Forte área da economia nacional, o agronegócio está se destacando quando o assunto envolve tecnologia. Um levantamento da Associação Brasileira de Startups (ABStartups) e Universidade de São Paulo (USP), baseado em dados de 170 startups, revela que mais de 39% das chamadas agtechs têm até três anos e mais de 32% ultrapassaram cinco anos de operações, respectivamente.
Outro destaque fica para as parcerias: o estudo, divulgado pelo TI Inside, mostra, no geral, que 79% das startups contam com dois ou mais parceiros, sendo hubs de inovação (52,9%) e instituições acadêmicas (50%) os mais frequentes.
“O futuro do agronegócio brasileiro passa, cada vez mais, pela integração entre tecnologia e produção.

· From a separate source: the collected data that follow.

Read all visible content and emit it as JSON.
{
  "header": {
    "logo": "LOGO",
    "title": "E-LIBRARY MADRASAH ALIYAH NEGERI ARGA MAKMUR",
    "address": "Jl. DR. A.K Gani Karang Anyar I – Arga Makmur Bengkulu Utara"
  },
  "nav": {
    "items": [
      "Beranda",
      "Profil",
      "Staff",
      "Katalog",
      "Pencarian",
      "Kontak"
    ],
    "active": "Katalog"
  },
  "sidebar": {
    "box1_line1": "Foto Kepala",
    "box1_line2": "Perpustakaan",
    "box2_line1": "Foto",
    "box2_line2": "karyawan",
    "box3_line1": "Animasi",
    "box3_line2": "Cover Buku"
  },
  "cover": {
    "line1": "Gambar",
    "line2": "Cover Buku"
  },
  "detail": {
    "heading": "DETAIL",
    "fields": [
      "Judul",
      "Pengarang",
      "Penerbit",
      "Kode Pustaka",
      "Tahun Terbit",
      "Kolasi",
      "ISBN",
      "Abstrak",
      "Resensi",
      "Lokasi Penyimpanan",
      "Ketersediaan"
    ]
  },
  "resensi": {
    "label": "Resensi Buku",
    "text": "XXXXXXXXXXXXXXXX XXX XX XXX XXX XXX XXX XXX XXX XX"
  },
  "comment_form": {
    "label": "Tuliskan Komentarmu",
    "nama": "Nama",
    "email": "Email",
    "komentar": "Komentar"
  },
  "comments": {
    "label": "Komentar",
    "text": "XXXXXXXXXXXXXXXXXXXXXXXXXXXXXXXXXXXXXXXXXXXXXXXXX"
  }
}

Sempre foi uma potência no Brasil, e a inovação vem potencializar ainda mais essa posição. As agtechs têm um papel central em tornar o setor mais eficiente, sustentável e competitivo globalmente”, conta Claudia Schulz, CEO da ABStartups.
Agtechs e desafios no campo
Na outra ponta, os desafios para descarbonização e inovações sustentáveis no campo ainda precisam ser superados no agro. Uma boa prática vem da Embrapa Trigo, em Passo Fundo (RS), que toca o Programa Trigo Baixo Carbono, que auxilia na produção de um protocolo de certificação de agricultores comprometidos com a redução das emissões, com a oferta de um selo para valorizar as propriedades rurais que conseguirem aliar eficiência a práticas sustentáveis nessa cadeia.
A iniciativa integra diferentes linhas de pesquisa e soluções em todas as etapas da produção de trigo, desde a adoção de cultivares a técnicas de adubação. Segundo Vanderlise Giongo, pesquisadora da Embrapa Trigo, quando se fala de baixo carbono, trata-se de uma medida de eficiência de um sistema. “Vamos compondo soluções que levam ao melhor desempenho ambiental, mas é consequência de um bom desempenho tecnológico e econômico, reduzindo os custos ou aumentando a produtividade, ou ambos”, comenta, ao Correio do Povo.
Estratégias integradas
Na opinião de Valmir Dias, gerente nacional de Energia e Descarbonização na Embaixada Britânica no Brasil, em artigo à CNN, um dos grandes desafios perante o cenário mundial, está nas características distintas de emissões.
“Dados do Sistema de Estimativas de Emissões de Gases de Efeito Estufa (SEEG) mostram que a maior parte das emissões nacionais ainda está associada ao desmatamento e à agropecuária, enquanto os setores de energia e indústria têm participação proporcionalmente menor”, reforça o especialista, salientando a importância de abordagens mais integradas, como a Estratégia Nacional de Descarbonização da Indústria (ENDI; mais informações neste link).